As construction projects ramped up in 2013, the Statistics Centre - Abu Dhabi (SCAD) announced plans to expand the number of indicators included in its monthly report on construction costs. By the end of the year, SCAD announced that it would begin monitoring the price of land and transport in the building material price reports, which currently measure 21 construction costs including those for cement, glass, power cables and labour. “It will help construction people understand how much it costs to build different projects in Abu Dhabi for a villa, tower, roads or bridges,” Hanan Al Marzouqi, the manager of prices and income statistics at SCAD, told local media in June 2013.
During a lull in major building projects after the 2008 recession, building costs fell in Abu Dhabi, resulting in a decline in the value of tender prices. According to international consultancy EC Harris, UAE tender prices fell 3% in 2011, in line with declining costs, and remained stable in 2012. As confidence returns to the construction sector, and neighbouring states launch government-funded infrastructure projects, construction costs are expected to increase. While the UAE plans to spend $90bn on infrastructure in the coming years, Qatar and Saudi Arabia will invest about $100bn and $500bn, respectively, in capital projects, EC Harris said in its winter 2012/13 UAE report. “The UAE is having to compete with these two dominating markets,” the report stated.
SCAD’s expanded price index is a response to the requests of developers seeking to plan future construction. The emirate’s statistical agency has also begun to release monthly inflation data by region, comparing consumer prices increases across Abu Dhabi Municipality, Al Ain and Al Gharbia.
SCAD also releases an annual report tracking the changes in building material prices and monthly reports monitoring fluctuations by month, quarter and year. “The dissemination of this important report, which presents a wide range of price data, is intended to serve the needs of data users in the public and private sectors for the purposes of research, planning and decision making in ways that support the construction sector as well as related and dependent sectors,” the introduction to the September 2013 report stated.
In the third quarter of 2013, five out of 21 commodity groups recorded stable or higher average prices than in the previous quarter. The price of cement rose by 0.5% in the third quarter of 2013, compared with the second quarter, and by 1.2% when compared with third quarter of 2012. This followed an average increase of 5.6% monthly for cement groups in 2012. The SCAD annual reports measure prices of six cement types and producers: Sulphate Resistance/Al Etihad, Sulphate Resistance/Emirates, Portland Cement/Al Etihad, White Cement/Ras Al Khaimah, Lime/Oman and Gypsum/Oman.
Average prices for the category “aggregates and sand”, which SCAD also breaks down by type and producer, rose 8.3% in the third quarter of 2013 compared with the previous quarter, and 11.1% compared with the same quarter in 2012, following an average monthly price increase of 6.4% in 2012. The categories of natural stone, glass, and roofing tiles also recorded year-on-year (y-o-y) increases in the third quarter.
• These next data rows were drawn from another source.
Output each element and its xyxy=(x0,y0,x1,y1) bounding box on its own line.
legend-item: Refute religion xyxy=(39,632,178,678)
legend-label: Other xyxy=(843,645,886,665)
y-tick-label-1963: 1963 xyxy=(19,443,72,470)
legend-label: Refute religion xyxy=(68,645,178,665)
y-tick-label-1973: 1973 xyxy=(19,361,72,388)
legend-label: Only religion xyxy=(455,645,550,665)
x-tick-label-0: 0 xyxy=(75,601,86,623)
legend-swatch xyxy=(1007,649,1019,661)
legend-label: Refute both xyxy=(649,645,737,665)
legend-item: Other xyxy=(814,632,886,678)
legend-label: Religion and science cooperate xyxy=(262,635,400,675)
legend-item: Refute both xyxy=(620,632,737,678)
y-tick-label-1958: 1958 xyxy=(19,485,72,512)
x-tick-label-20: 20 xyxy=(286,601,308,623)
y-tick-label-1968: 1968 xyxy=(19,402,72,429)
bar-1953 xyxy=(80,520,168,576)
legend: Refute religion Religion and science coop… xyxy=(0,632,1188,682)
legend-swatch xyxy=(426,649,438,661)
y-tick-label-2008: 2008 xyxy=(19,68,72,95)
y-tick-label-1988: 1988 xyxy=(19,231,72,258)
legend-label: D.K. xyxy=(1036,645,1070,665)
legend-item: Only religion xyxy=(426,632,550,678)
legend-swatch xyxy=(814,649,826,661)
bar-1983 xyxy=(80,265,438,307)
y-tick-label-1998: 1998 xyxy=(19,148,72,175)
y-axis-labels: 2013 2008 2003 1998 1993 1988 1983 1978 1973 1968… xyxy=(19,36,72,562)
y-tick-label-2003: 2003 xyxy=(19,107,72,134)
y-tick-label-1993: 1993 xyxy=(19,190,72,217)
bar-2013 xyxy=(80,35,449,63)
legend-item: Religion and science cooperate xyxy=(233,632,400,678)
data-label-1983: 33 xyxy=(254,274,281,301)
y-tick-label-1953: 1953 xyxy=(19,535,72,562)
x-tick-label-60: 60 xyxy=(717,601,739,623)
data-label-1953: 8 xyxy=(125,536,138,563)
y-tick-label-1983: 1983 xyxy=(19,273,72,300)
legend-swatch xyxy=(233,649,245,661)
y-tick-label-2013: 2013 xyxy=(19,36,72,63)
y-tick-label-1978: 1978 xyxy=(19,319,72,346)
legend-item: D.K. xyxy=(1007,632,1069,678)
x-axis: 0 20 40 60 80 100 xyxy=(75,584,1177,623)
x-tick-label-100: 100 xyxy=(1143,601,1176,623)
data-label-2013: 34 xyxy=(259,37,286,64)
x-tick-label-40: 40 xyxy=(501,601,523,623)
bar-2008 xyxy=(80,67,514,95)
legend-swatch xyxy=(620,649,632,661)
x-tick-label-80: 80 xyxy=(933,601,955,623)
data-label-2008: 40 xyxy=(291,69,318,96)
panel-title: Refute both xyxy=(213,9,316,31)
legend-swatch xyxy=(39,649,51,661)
Employment costs in Abu Dhabi’s construction sector were up 8.1% in the third quarter, compared to the same period in 2012. Broken down by occupation, prices increased most for surveyors, carpenters and steel fixers, where wages rose 22.7%, 10%, and 10%, respectively, between September 2012 and September 2013.
Many of the more easily tradable building materials saw prices fall in the third quarter of 2013 compared with the previous quarter and the previous year. In line with global markets, Abu Dhabi’s steel prices recorded a 3.8% y-o-y drop in September 2013. In 2012, prices for the “steel group”, which includes wires, binding wires and bundles, also fell 8.3% y-o-y.
With the region’s construction sector on the rebound, the expanded data from SCAD is set to provide additional transparency and efficiency to the market.